Enter the Max Coupler by Kilby Enterprises. In a nutshell, the Max Coupler is a simple yet effective weld-on trailer coupler comprised of robust steel parts and a durable polyurethane bushing to help absorb vibrations. We secured one for evaluation purposes and had the fabrication experts at Triple X Traction in Seaside, California install it for us while we took pictures. Our testing was conducted on a 600-pound utility trailer that was converted for trail use. We pulled said trailer with a ’05 Jeep Wrangler Unlimited Rubicon model. We were surprised with how quiet the setup was during operation on the rocky terrain as is common to our testing venue (the eastern Sierra Nevada mountains). After nearly a dozen adventures and more than a year of use and regular greasing intervals, the system maintained its noise-free performance. As such, we have no problem endorsing it as a stout solution for those trying to overcome the binding dilemma when pulling a utility trailer in the rough.
This is the old hitch connection that came on the utility trailer when it was purchased used. This type of connection was designed for paved roads and would likely break apart if used frequently on the trail.
The first step in installing the Max Coupler is removing the original coupler system from the trailer tongue. We did this by grinding off the welds that secured the setup in place.
Once the old hitch setup was removed from the trailer tongue, a section of female receiver hitch was clamped in place and each mating surface was prepped for welding.
With the female receiver hitch welded in place on the trailer’s tongue, two reinforcement plates were fabricated to help tie the two box sections together. Here, Toby Lavender of Triple X Traction begins the welding process. Known for his high-quality (and almost decorative) welds, we knew this connection would stand up to whatever abuse our adventures could dish out.
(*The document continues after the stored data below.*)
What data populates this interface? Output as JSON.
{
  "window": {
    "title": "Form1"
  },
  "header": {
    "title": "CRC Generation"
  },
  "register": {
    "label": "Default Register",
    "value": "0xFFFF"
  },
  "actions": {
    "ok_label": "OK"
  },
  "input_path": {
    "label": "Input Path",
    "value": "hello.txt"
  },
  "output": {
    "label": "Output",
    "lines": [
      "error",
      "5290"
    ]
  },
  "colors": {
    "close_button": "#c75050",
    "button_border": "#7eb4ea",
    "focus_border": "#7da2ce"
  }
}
The Max Coupler simply slid into the female receiver hitch section and could be pinned in place using a 5⁄8-inch hitch pin.
The coupler’s design allows for safe travel over virtually any terrain sans binding. Notice the way the Max Coupler can twist on three separate planes. Also visible here are the extra reinforcement plates Lavender added to the sides of the hitch setup. Two 5⁄8-inch hitchpins provide users with options for easy detachment and various locking arrangements for theft prevention.
The connection features a grease fitting that should be serviced after off-pavement adventures or between extended periods of storage. The grease prevents water intrusion and the corrosive effects of water from compromising the pivot assembly.
The Max Coupler’s tri-axis, offset design allows for unrestricted movement in three planes simultaneously without binding. We’re told that the coupler has undergone independent laboratory testing as well as computer-aided stress analysis evaluations.The system is certified in accordance to SAE J684 standards.